亡國の孤城 ~フェンネル・六年戦争~
とにかくクライブの後ろに付いてまわっていないと不安で仕方無かった。

幼いトウェインにはほとんど無関心で、無言で歩いて行くクライブ。

その隣りに頑張って追い付き、ぶらりと垂れ下がった大きな手を握る。
けれども彼に反応は無い。
良くは思っていないかもしれないが、嫌そうでもない。

まるで一緒に歩く親子の様な光景が毎日見られた。




トウェインはその時、彼の腰に添えられた剣を見たことがある。

国家騎士団の紋章が刻まれた長剣。
そして…………薄汚れた古い短剣。

錆だらけの鞘には、小さな焼印の文字が記されていたのだ。

こびりついた錆に覆われてよく見えなかったが………最初の方だけは………。












「……………『ユリアクロウ』…………そうあった。
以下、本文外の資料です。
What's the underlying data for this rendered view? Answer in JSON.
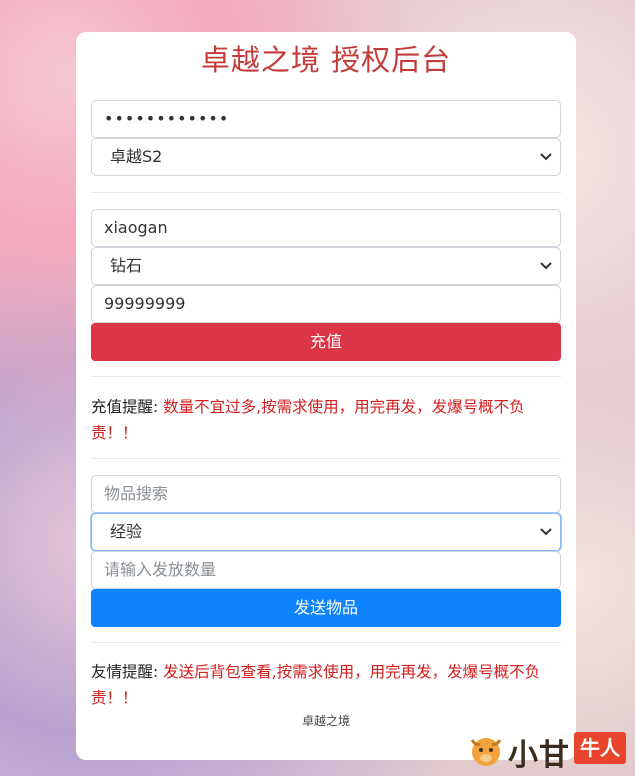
{
  "title": "卓越之境 授权后台",
  "auth": {
    "password_value": "••••••••••••",
    "server_select": "卓越S2"
  },
  "recharge": {
    "account_value": "xiaogan",
    "currency_select": "钻石",
    "amount_value": "99999999",
    "button_label": "充值",
    "notice_label": "充值提醒:",
    "notice_text": "数量不宜过多,按需求使用，用完再发，发爆号概不负责！！"
  },
  "item": {
    "search_placeholder": "物品搜索",
    "item_select": "经验",
    "quantity_placeholder": "请输入发放数量",
    "button_label": "发送物品",
    "notice_label": "友情提醒:",
    "notice_text": "发送后背包查看,按需求使用，用完再发，发爆号概不负责！！"
  },
  "footer": "卓越之境",
  "watermark": {
    "text": "小甘",
    "badge": "牛人"
  },
  "colors": {
    "title": "#c33c3c",
    "recharge_button": "#dc3545",
    "send_button": "#0d83fd",
    "notice_text": "#d21e1e"
  }
}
………多分、名前だったと思うのだが…」







―――『ユリアクロウ』






その名前は、妙にアレクセイの脳裏に引っ掛かってきた。

……はて。………聞き覚えのある様な…………………何だったか……。



あらゆる面から記憶を辿っても、『ユリアクロウ』には繋がらない。

………しかし、ぼんやりとした奇妙な存在感が、その名を覆っているのだ。



………調べてみる価値はありそうだ。